A SIMPLE NEURAL ATTENTIVE META-LEARNER

數據集

Omniglot

包含50個字母表的1623個手寫字符，每個字符包含20個樣本
先調整尺寸到28x28，之後通過多次旋轉90度的方式增加字符的種類，一共6492類
劃分
- 訓練集：82240項 4112類
- 驗證集：13760項 688類
- 測試集：33840項 1692類

Mini-ImageNet

從ImageNet中隨機選取100個類，每類包含600個樣本
將尺寸縮放到84x84
包含
- 訓練集：64類
- 驗證集：16類
- 測試集：20類

數據準備

每個iteration包含多個batch，也就是多個eposide；每個eposide包含隨機的classes_per_it個類別，每個類別包含隨機選擇的sample_per_class個樣本組成support set，query set由這些類中的一個隨機類的一個隨機樣本組成。由於這些樣本是作爲一個序列輸入到模型中的，所以最後一個樣本即爲query set，也就是要預測標籤的樣本。輸入時，將一個batch中的所有eposide的樣本拼接起來一起輸入。

模型

將圖像輸入到時序卷積網絡前，先要對圖像做特徵提取

特徵提取

Omniglot：使用和PrototpicalNet相同的結構
Mini-ImageNet：在PrototpicalNet中，使用的是和Omniglot相同的結構，通道數減少到32，但是這樣淺層的特徵提取網絡沒有充分的利用SNAIL的容量，所以使用了ResNet進行特徵提取
- $[84,84,3]\rightarrow[42,42,64]\rightarrow[21,21,96]\rightarrow[10,10,128]\rightarrow[5,5,256]\rightarrow[5,5,2048]\rightarrow[1,1,2048]\rightarrow[1,1,384]$

時序卷積

時序卷積是通過在時間維度上膨脹的一維卷積生成時序數據的結構，如下圖所示。這種時序卷積是因果的，所以在下一個時間節點生成的值只會被之前時間節點的信息影響，而不受未來信息的影響。相比較於傳統的RNN，它提供了一種更直接，更高帶寬的方式來獲取過去的信息。但是，爲了處理更長的序列，膨脹率通常是指數級增長的，所以需要的卷積層數和序列長度呈對數關係。因此，只能對很久之前的信息進行粗略的訪問，有限的容量和位置依賴性對於元學習方法是不利的，不能充分利用大量的先前的經驗。

class CasualConv1d(nn.Module):
    def __init__(self, in_channels, out_channels, kernel_size, 
                 stride=1, dilation=1, groups=1, bias=True):
        super(CasualConv1d, self).__init__()
        self.dilation = dilation
        padding = dilation * (kernel_size - 1)
        self.conv1d = nn.Conv1d(in_channels, out_channels, kernel_size, stride,
                                padding, dilation, groups, bias)
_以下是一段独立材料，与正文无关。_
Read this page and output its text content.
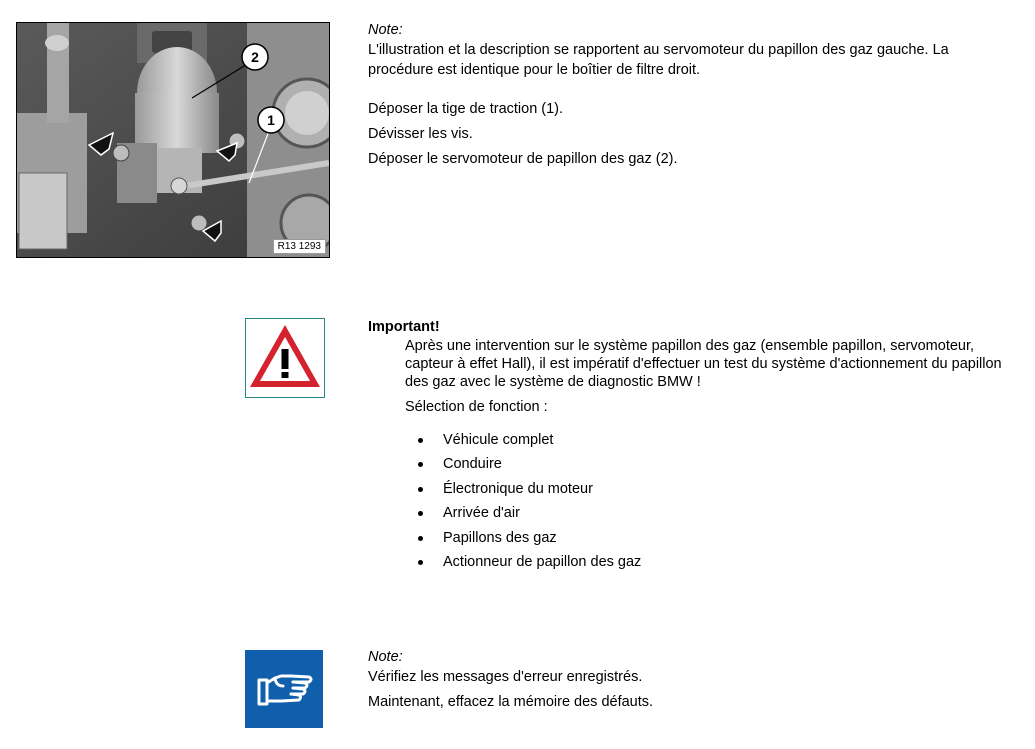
2
1
R13 1293
Note:
L'illustration et la description se rapportent au servomoteur du papillon des gaz gauche. La procédure est identique pour le boîtier de filtre droit.
Déposer la tige de traction (1).
Dévisser les vis.
Déposer le servomoteur de papillon des gaz (2).
Important!
Après une intervention sur le système papillon des gaz (ensemble papillon, servomoteur, capteur à effet Hall), il est impératif d'effectuer un test du système d'actionnement du papillon des gaz avec le système de diagnostic BMW !
Sélection de fonction :
Véhicule complet
Conduire
Électronique du moteur
Arrivée d'air
Papillons des gaz
Actionneur de papillon des gaz
Note:
Vérifiez les messages d'erreur enregistrés.
Maintenant, effacez la mémoire des défauts.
    def forward(self, input):
        # Takes something of shape (N, in_channels, T),
        # returns (N, out_channels, T)
        out = self.conv1d(input)
        return out[:, :, :-self.dilation] #

dilation爲膨脹率（如上圖所示，也就是卷積核元素之間的距離），T爲要處理的序列長度，卷積核大小爲2

class DenseBlock(nn.Module):
    def __init__(self, in_channels, dilation, filters, kernel_size=2):
        super(DenseBlock, self).__init__()
        self.casualconv1 = CasualConv1d(in_channels, filters, kernel_size, dilation=dilation)
        self.casualconv2 = CasualConv1d(in_channels, filters, kernel_size, dilation=dilation)

    def forward(self, input):
        # input is dimensions (N, in_channels, T)
        xf = self.casualconv1(input)
        xg = self.casualconv2(input)
        activations = F.tanh(xf) * F.sigmoid(xg) # shape: (N, filters, T)
        return torch.cat((input, activations), dim=1)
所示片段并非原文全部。